ARE today’s so-called millennials interested to know what happened during the three years of Japanese occupation of our country? Their parents who must be in their fifties and sixties now hadn’t suffered the deprivation during wartime. And there’s no story they can share about the war. There must be an understanding of our history aside from just erecting memorials like the Dambana ng Kagitingan and the monument in Capas, Tarlac. But let’s look back.
I am not trying to be melodramatic but I don’t like to hear the song “Oh my papa”. That song makes me cry. “Oh my papa, to me he is wonderful,” says the first line of the song. It provokes a lot of memories, that unknowingly my eyes are swelling and tears slowly will flow from both cheeks as the song is playing. For my father was my hero. He was there in Bataan with fellow soldiers, holding fort. He was captured and was one of the thousands who endured the now infamous death march. He has long been gone, and am 1000 percent sure he is in heaven with my mother, my brothers Gregorio, Benjamin and Alfredo and my beautiful sister Zeny.
My father, Pedro De Mesa Sangil lived not an easy life. His father Gregorio was from Macabebe and his mother Matilde was from Guagua. He met my mother, Beatriz Tadeo Lumanlan in Porac town. They got married in Binondo church in Manila and settled in Porac. And they raised us all, nine kids. I am sixth in the family. My father worked as a quartermaster in one of those barracks of American GIs in Clark Air Force Base, and my mother tended a carinderia in the public market.
When war broke out, my father was recruited in the USAFFE and was assigned in Bataan. Like many other Filipino soldiers they fought side by side with the American GIs. Their ranks decimated and were no match against the invading forces. General Douglas MacArthur together with President Manuel L. Quezon left via submarine and when he reached Australia he declared: “I shall return”. He returned as he promised but only after three years when the country was already in shambles and our fighting forces were captured and many killed. Luckily enough, despite malaria, my father survived but was captured and was one of those thousands who endured the death march. He was able to escape in Lubao.

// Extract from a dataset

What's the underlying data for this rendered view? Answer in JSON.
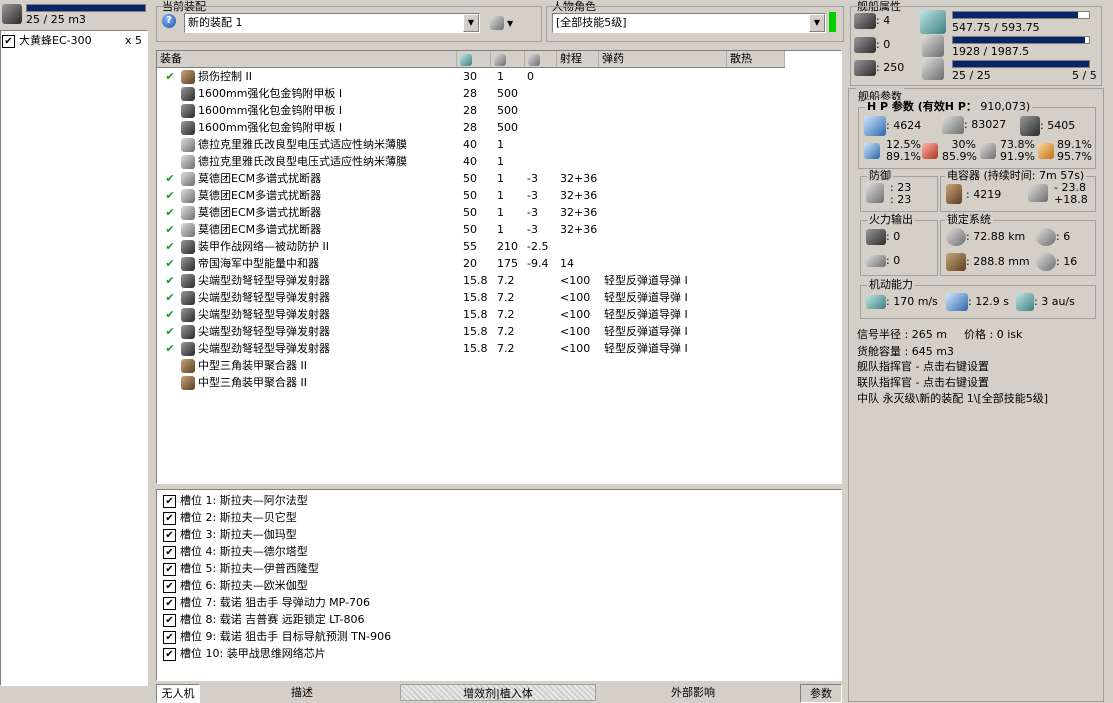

After the war he was recruited by his nephew, Porac Mayor Higinio Gopez and appointed him as the town police chief. Years after serving as the town's top cop, he was requested by Gopez to be his municipal secretary. He retired from government service and was recruited by another relative, Pampanga Governor Francisco G. Nepomuceno for him to handle a public affairs program on a local radio station.
We all lived a modest life. We always had our meals together. Every Sunday we all go to church, and every evening before going to bed, my sister Zenaida recited the rosary, that sometimes made me doze off and put me to sleep. Half awake I remember my father carrying me to bed and placing the linen to protect me from evening breeze that somehow forced its way through the half closed windows.
My father was always telling us to be respectful to other people, to be generous, kind and gentle. He was good in telling stories. He all wanted us to finish schooling. One thing I remember most was when we made a trip to Manila. He was carrying the laundry of my brother Benjamin who was then taking medicine in University of East medical school and my sister Zeny taking up education in the University of Sto. Tomas and we both stood up on the packed Philippine Rabbit bus all the way.
That night he took me the Rizal Memorial Coliseum to watch a basketball game, and was so ecstatic to see in person Carlos “The Big Difference” Loyzaga playing against another great, Lauro “The Fox” Mumar. I never tasted that good a siopao my father and I shared after the game.
During our town fiesta he would carry me on his shoulder to get a good view of the procession. He never refused my asking for money for a movie on a weekend. I missed his cooking, particularly his “bulalo” preparation during Christmas. So many things I miss so much about my father. Oh! I wish he is still here today so that I can be profuse and overwhelm him the things I know he will be glad to have. If you are reading this, and your father is there give him a tight hug. You have a prized possession!